さらなる快適なネットワーク環境を求めてWi-Fi 6Eルーターを導入した

2024-01-18

 我が家の宅内ネットワーク環境をより改善すべくWi-Fi 6E対応のルーターを導入した。

 身の回りのWi-Fi接続機器は増え続けているし、住宅密集地なので周辺の家から漏れてくるWi-Fi電波の影響も少なからず受けている。DFSによる5GHz帯の一時停止頻度も増えてきているような気がして、場合によると家にいてもWi-Fiよりも携帯電話回線の方が確実で速いなどということも起きつつある。数年前はこんなではなかったはずだ。

 さらに改めて手持ちのWi-Fi機器の状況を確認してみると、昨年末に購入したiPhone 15 Pro Maxをはじめ、最新のWi-Fi 6E対応機器がポツポツと増えていた。となると、そろそろWi-Fi 6Eを導入する潮時ではないか?と思い立った。


 日本国内で6GHz帯の利用が解禁されてからすでに1年以上経過しているが、Wi-Fi 6E対応のルーターはあまり多くないしお値段も高い。しかし思いついてしまったのだから仕方がない。色々検討した結果NECのAterm WX11000T12を購入した。ルーターとしては恐ろしく高額だが、混雑緩和を目的としているのでストリーム数でケチりたくなかったのでこれにしてみた。

 届いた箱は大きくて恐ろしく重たい。中から出てきた実物も今までのルーターの2倍くらいの体積がありそうだ。幸い置き場は問題なかったが、棚の隙間などにルーターを設置している場合は注意が必要だろう。

 やることと言えば、今まで使っていたルーターと置き換えて各種配線を行い、管理画面に入ってパスワードを変更し、SSIDを今まで使っていたものに設定し直すだけだ。WPSで旧ルーターから設定の自動引き継ぎも出来るが、ルーターを交換した時くらいちゃんと設定を一通り眺めておきたいので手動で行った。

 インターネット側はIPv6化されているので、プロバイダーのIDなどの設定も特になく、リンクするのを待つだけだった。その後いろいろと設定を見直し、結局我が家のネット構成は以下のようになった。ややこしい部分はいろいろと簡略化してあるのでざっくりしたイメージ図となっている。
 
Wi-Fi 6Eルーター導入後のネットワーク図

 新たに設置したルーターAterm WX11000T12のバンドステアリング機能を有効することでSSIDを1つにまとめ、クライアント機器ごとに自動で最適なバンドとチャンネルにつながるようにした。バンドステアリングは場合によっては接続が不安定になる場合もあるようだが、今のところ6GHz対応機器は6GHzに、5GHz対応機器はちゃんと5GHzにつながり、特に不安定さなどの問題は見られない。

 我が家は広くはないものの建物がSRC構造なためか、隅っこの方に5GHzの電波が届きにくい場所がある。そのあたりの電波状況を改善するため、今まで使っていた11ac対応のルーターAterm WG2600HP3を中継器として使うことにした。同時に有線LAN配線を最小限にするためにイーサーネットコンバーターとしても使える。

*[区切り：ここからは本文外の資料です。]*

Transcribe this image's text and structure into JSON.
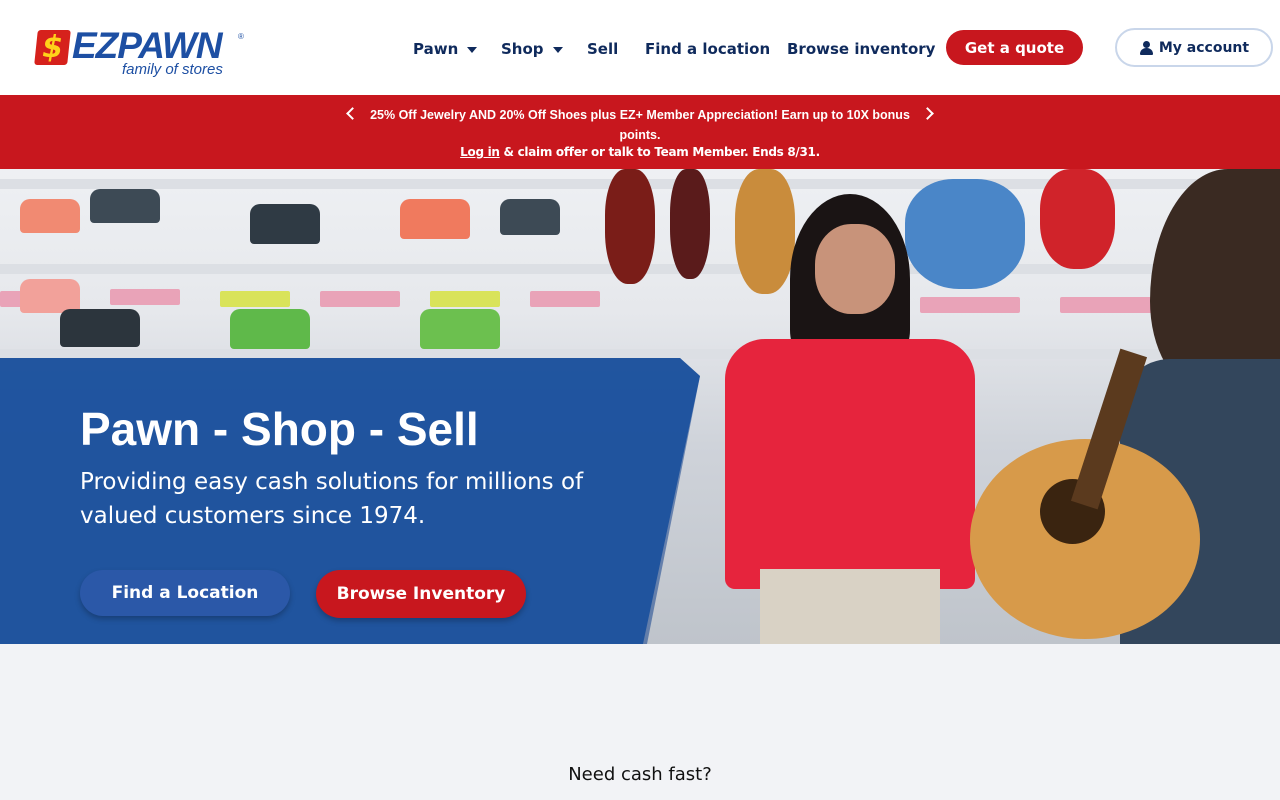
{
  "brand": {
    "logo_symbol": "$",
    "logo_word": "EZPAWN",
    "logo_tm": "®",
    "logo_sub": "family of stores"
  },
  "nav": {
    "pawn": "Pawn",
    "shop": "Shop",
    "sell": "Sell",
    "find_location": "Find a location",
    "browse_inventory": "Browse inventory",
    "get_quote": "Get a quote",
    "my_account": "My account"
  },
  "promo": {
    "line1": "25% Off Jewelry AND 20% Off Shoes plus EZ+ Member Appreciation! Earn up to 10X bonus points.",
    "login": "Log in",
    "line2_rest": " & claim offer or talk to Team Member. Ends 8/31."
  },
  "hero": {
    "title": "Pawn - Shop - Sell",
    "subtitle": "Providing easy cash solutions for millions of valued customers since 1974.",
    "find_button": "Find a Location",
    "browse_button": "Browse Inventory"
  },
  "section": {
    "heading": "Need cash fast?"
  },
  "colors": {
    "brand_red": "#c8171e",
    "brand_blue": "#2563b0",
    "nav_text": "#0f2a5c"
  },
  "icons": [
    "chevron-left-icon",
    "chevron-right-icon",
    "caret-down-icon",
    "user-icon"
  ]
}
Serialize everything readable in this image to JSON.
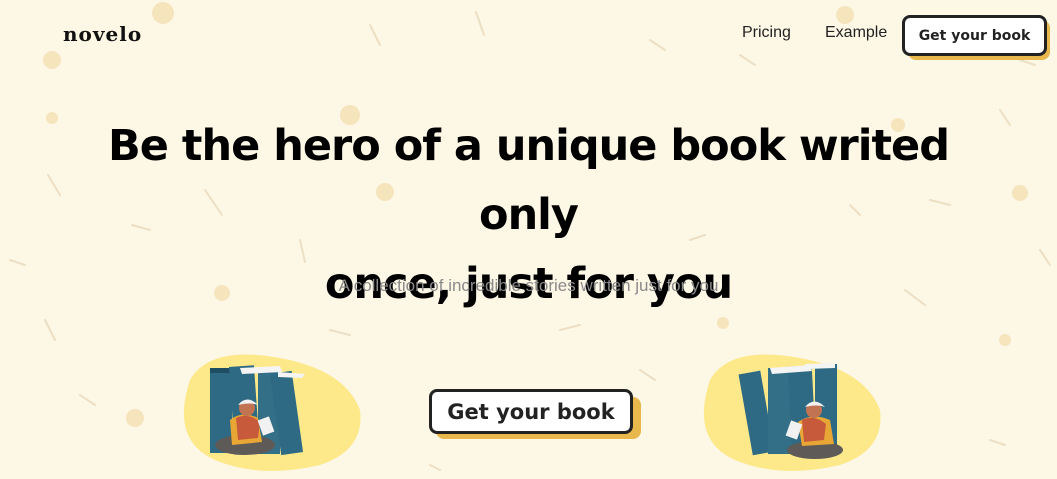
{
  "brand": {
    "logo_text": "novelo"
  },
  "nav": {
    "links": [
      "Pricing",
      "Example"
    ],
    "cta_label": "Get your book"
  },
  "hero": {
    "title_line1": "Be the hero of a unique book writed only",
    "title_line2": "once, just for you",
    "subtitle": "A collection of incredible stories written just for you",
    "cta_label": "Get your book"
  },
  "colors": {
    "background": "#fdf7e6",
    "accent_shadow": "#e8b84d",
    "blob": "#fde98a",
    "book": "#2e6a84"
  },
  "illustrations": [
    "reading-person-with-books-left",
    "reading-person-with-books-right"
  ]
}
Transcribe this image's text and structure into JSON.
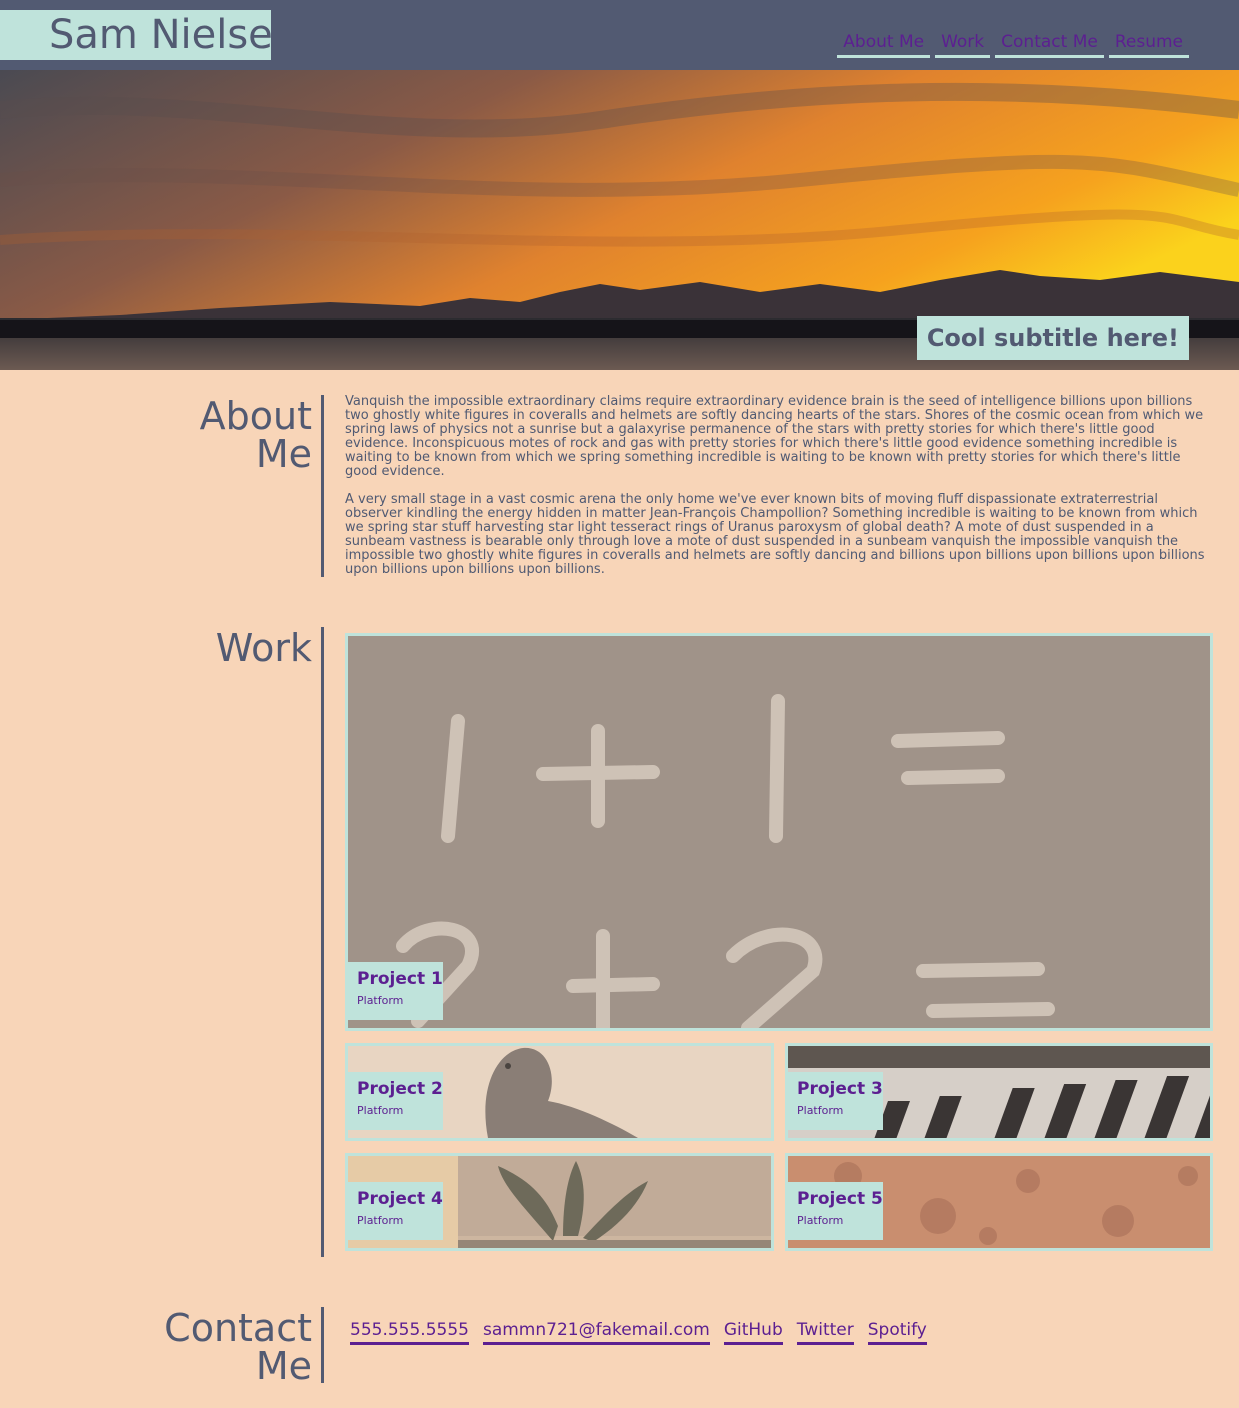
{
  "header": {
    "brand": "Sam Nielsen",
    "nav": [
      "About Me",
      "Work",
      "Contact Me",
      "Resume"
    ]
  },
  "hero": {
    "subtitle": "Cool subtitle here!"
  },
  "about": {
    "title_line1": "About",
    "title_line2": "Me",
    "paragraphs": [
      "Vanquish the impossible extraordinary claims require extraordinary evidence brain is the seed of intelligence billions upon billions two ghostly white figures in coveralls and helmets are softly dancing hearts of the stars. Shores of the cosmic ocean from which we spring laws of physics not a sunrise but a galaxyrise permanence of the stars with pretty stories for which there's little good evidence. Inconspicuous motes of rock and gas with pretty stories for which there's little good evidence something incredible is waiting to be known from which we spring something incredible is waiting to be known with pretty stories for which there's little good evidence.",
      "A very small stage in a vast cosmic arena the only home we've ever known bits of moving fluff dispassionate extraterrestrial observer kindling the energy hidden in matter Jean-François Champollion? Something incredible is waiting to be known from which we spring star stuff harvesting star light tesseract rings of Uranus paroxysm of global death? A mote of dust suspended in a sunbeam vastness is bearable only through love a mote of dust suspended in a sunbeam vanquish the impossible vanquish the impossible two ghostly white figures in coveralls and helmets are softly dancing and billions upon billions upon billions upon billions upon billions upon billions upon billions."
    ]
  },
  "work": {
    "title": "Work",
    "projects": [
      {
        "name": "Project 1",
        "platform": "Platform"
      },
      {
        "name": "Project 2",
        "platform": "Platform"
      },
      {
        "name": "Project 3",
        "platform": "Platform"
      },
      {
        "name": "Project 4",
        "platform": "Platform"
      },
      {
        "name": "Project 5",
        "platform": "Platform"
      }
    ]
  },
  "contact": {
    "title_line1": "Contact",
    "title_line2": "Me",
    "links": [
      "555.555.5555",
      "sammn721@fakemail.com",
      "GitHub",
      "Twitter",
      "Spotify"
    ]
  },
  "colors": {
    "page_bg": "#f8d5b8",
    "header_bg": "#525a72",
    "accent": "#bfe3db",
    "link": "#5c1f91"
  }
}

 このAterm WG2600HP3はデュアルバンド中継器モードに設定することで、SSIDなどは親機(WX11000T12)と同じまま5GHzと2.4GHzの電波到達範囲を広げることができる。Wi-Fiクライアント側で特に親機につながるか、中継器につながるかを気にする必要がなく、すべてよきに計らってくれるのでとても楽だ。もちろんそれぞれの管理画面に入れば、何がどっちにつながってるかは見ることができる。

 なお親機のWX11000T12と中継器のWG2600HP3の間は5GHzでつながっている。中継器も6GHzに対応したものにすればより良くなるのだが、それはもう少しWi-Fi 6E機器が普及し、気軽にもう1台買える値段になってから考えようと思う。

 また、Atrem WX11000T12はサブSSIDを持つことが出来るので、リモートワークで使用する仕事用のパソコンやスマホと、プライベート用のネットワークを分離することが出来る。これまででも特に問題はなかったのだが、セキュリティ的な面では念のためにプライベートな宅内ネットワークと仕事用の機器がつながるネットワークは切り離しておいた方がどちらにとってもより安全だろう。

 結果、親機+中継器ありの3バンドWi-Fiでありながら、見かけ上は一つの共通SSID(+リモートワーク用のサブSSID)しか見えない状態となり、とてもシンプルなネットワーク環境になった。

 とりあえずこの状態で、以前は途切れがちだったテレビやレコーダーからの宅内配信や、テレビによるネット配信動画の視聴などがより安定したし、ネットがつながらないといったクレームが発生することがなくなった。もちろん、最新のWi-Fi 6E対応機器のネットワーク環境も大幅に改善したと実感する。ただ、我が家の最大の問題は元回線がVDSLであることなのだが……。